Book: “Hood Feminism”
Author: Mikki Kendall
Genre: Collection of Non-Fiction Essays
I am not much for sharing publicly. I tend to be more introverted and prefer reading to speaking with a group of people. With that being said, the past few weeks have been turbulent to say the least. Recently, I came across this book and decided to pick it up. There’s something about this book that spoke to me. I’m not sure what it is exactly yet, but I saw the description and I knew that I needed to read it. I wanted to share this book from debut author Mikki Kendall as I think it is going to be a game changer.
A synopsis from www.goodreads.com:
“Today’s feminist movement has a glaring blind spot, and paradoxically, it is women. Mainstream feminists rarely talk about meeting basic needs as a feminist issue, argues Mikki Kendall, but food insecurity, access to quality education, safe neighborhoods, a living wage, and medical care are all feminist issues. All too often, however, the focus is not on basic survival for the many, but on increasing privilege for the few. That feminists refuse to prioritize these issues has only exacerbated the age-old problem of both internecine discord and women who rebuff at carrying the title. Moreover, prominent white feminists broadly suffer from their own myopia with regard to how things like race, class, sexual orientation, and ability intersect with gender. How can we stand in solidarity as a movement, Kendall asks, when there is the distinct likelihood that some women are oppressing others?
In her searing collection of essays, Mikki Kendall takes aim at the legitimacy of the modern feminist movement arguing that it has chronically failed to address the needs of all but a few women. Drawing on her own experiences with hunger, violence, and hypersexualization, along with incisive commentary on politics, pop culture, the stigma of mental health, and more, Hood Feminism delivers an irrefutable indictment of a movement in flux.
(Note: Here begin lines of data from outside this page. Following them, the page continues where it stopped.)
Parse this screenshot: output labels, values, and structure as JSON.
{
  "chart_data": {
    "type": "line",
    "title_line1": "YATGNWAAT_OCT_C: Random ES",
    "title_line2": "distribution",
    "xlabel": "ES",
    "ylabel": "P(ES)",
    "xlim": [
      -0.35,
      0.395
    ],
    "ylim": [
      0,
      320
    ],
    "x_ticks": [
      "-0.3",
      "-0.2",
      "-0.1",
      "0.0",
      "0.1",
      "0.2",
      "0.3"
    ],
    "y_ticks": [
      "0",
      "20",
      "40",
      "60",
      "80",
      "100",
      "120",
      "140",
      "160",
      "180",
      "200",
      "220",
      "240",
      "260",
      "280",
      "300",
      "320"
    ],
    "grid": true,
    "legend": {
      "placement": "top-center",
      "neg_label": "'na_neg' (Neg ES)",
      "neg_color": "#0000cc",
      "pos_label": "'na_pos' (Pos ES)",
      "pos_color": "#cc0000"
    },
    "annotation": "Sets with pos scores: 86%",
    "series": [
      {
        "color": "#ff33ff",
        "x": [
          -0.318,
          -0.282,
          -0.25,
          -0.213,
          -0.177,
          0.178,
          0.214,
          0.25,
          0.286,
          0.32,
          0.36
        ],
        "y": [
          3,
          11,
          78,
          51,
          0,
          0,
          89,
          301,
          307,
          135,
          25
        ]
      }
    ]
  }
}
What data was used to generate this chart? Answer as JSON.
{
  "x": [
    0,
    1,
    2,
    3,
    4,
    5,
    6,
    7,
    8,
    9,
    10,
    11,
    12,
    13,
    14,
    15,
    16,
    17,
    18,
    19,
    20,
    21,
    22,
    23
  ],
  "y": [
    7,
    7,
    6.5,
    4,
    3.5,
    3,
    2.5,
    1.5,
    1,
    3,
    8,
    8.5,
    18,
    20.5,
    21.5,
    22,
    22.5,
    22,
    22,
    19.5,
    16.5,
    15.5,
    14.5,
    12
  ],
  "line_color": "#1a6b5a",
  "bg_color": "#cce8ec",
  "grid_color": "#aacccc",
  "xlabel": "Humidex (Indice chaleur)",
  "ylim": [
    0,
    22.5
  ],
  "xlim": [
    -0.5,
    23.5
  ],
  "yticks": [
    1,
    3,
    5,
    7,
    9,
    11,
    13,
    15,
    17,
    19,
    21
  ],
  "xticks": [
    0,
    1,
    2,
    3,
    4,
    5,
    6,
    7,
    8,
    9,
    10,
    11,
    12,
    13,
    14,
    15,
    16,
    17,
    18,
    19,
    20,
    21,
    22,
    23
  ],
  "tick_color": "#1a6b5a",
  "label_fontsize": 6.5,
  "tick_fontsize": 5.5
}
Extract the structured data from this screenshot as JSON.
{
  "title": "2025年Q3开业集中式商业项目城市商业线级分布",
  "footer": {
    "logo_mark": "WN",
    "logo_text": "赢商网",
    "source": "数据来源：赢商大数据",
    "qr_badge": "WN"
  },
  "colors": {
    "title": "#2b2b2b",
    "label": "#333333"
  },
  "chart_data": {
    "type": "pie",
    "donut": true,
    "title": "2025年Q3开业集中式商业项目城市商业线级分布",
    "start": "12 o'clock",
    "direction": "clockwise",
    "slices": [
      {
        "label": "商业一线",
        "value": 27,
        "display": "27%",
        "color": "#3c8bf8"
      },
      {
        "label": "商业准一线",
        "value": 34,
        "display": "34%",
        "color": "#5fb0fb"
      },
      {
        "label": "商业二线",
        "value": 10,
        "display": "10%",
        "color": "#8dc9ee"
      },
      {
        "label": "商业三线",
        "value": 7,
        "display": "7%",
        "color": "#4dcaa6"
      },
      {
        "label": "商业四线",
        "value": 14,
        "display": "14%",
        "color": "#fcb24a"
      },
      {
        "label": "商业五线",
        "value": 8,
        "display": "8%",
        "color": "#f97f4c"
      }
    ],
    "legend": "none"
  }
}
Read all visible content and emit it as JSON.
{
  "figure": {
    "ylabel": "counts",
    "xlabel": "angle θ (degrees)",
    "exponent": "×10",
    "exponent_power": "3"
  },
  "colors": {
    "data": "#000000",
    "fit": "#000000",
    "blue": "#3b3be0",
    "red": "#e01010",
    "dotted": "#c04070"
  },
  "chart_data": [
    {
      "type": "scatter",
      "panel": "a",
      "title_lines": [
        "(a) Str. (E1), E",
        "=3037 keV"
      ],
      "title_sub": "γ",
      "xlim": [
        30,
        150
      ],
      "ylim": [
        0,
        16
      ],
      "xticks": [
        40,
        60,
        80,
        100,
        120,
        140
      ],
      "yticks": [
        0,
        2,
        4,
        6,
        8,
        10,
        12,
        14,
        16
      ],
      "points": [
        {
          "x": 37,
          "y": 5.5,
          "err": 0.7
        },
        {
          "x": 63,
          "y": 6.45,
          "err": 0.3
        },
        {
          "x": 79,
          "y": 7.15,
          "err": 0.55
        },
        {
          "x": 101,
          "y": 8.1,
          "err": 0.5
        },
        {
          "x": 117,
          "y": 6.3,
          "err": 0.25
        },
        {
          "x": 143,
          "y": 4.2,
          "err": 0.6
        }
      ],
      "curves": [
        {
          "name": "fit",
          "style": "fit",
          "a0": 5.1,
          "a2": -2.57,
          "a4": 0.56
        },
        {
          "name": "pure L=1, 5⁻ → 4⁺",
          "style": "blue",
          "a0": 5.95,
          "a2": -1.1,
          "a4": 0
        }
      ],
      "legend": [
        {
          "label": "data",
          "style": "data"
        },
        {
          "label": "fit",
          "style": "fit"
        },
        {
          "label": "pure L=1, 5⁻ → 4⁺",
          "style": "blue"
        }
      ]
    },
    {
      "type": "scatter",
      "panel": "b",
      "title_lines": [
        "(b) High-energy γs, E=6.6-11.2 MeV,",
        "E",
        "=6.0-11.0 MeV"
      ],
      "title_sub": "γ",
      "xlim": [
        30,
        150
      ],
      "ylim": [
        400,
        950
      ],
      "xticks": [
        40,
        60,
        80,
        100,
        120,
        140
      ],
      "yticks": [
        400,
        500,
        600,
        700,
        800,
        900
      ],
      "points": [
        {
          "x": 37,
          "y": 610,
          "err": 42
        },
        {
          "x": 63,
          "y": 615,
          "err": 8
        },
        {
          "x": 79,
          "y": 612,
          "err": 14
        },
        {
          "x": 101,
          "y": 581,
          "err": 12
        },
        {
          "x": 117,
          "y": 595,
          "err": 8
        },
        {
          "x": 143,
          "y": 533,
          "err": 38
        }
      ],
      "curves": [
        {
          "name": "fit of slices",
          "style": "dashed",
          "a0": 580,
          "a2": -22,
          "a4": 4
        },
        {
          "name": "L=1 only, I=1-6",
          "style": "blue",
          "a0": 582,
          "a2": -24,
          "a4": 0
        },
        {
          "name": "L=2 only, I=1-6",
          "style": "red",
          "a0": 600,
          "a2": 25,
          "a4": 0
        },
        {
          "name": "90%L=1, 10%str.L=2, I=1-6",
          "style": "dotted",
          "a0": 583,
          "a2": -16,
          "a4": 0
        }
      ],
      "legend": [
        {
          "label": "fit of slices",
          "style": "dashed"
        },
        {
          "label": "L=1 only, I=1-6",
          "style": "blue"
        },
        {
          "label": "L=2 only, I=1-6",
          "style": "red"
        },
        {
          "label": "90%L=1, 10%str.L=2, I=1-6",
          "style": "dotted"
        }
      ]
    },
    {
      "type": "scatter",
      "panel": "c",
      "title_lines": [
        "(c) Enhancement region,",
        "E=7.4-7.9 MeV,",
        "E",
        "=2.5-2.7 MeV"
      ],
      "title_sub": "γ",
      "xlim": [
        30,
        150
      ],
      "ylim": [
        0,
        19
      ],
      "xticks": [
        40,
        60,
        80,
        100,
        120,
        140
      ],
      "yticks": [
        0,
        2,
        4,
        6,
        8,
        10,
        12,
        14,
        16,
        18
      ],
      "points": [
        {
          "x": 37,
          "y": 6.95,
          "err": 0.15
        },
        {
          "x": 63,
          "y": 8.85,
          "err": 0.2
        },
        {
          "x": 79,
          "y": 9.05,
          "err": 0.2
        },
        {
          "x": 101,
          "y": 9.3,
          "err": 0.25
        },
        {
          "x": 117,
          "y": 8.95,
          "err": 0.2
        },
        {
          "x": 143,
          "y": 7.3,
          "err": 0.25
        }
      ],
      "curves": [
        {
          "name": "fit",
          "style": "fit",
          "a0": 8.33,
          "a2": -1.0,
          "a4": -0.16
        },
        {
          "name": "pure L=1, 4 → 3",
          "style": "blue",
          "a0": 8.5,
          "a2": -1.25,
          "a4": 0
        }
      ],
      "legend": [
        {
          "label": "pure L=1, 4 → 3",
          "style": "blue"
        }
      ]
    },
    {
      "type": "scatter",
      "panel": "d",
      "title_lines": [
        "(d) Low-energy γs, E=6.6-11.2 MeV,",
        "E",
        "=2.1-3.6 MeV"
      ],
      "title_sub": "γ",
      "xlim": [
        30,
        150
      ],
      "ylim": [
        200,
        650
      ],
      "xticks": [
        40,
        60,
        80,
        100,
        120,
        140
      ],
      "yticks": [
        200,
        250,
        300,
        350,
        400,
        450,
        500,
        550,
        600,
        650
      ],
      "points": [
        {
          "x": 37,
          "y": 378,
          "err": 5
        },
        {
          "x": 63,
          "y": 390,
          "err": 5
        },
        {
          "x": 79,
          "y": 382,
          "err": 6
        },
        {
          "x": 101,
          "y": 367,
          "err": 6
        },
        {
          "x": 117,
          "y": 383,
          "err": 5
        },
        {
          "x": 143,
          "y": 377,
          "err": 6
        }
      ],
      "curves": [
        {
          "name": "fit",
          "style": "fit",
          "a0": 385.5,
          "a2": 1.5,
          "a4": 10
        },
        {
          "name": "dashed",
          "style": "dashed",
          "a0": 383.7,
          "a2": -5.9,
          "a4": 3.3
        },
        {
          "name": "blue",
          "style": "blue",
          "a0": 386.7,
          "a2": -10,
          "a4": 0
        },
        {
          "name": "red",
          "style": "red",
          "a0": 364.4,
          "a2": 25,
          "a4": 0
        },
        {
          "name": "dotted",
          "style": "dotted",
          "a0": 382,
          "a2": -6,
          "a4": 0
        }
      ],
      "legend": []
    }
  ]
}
An unforgettable debut, Kendall has written a ferocious clarion call to all would-be feminists to live out the true mandate of the movement in thought and in deed.”
I was speaking to a bookish friend the other day about the importance of writing and its impact on life. One of the statements that we agreed on was this: “The books that stick with you are the most meaningful.” Books have the power to change your perspective and provide critical insight.
Something tells me that this book will leave an imprint on my heart long after I have finished reading it.
Wishing you deliberate and significant reading.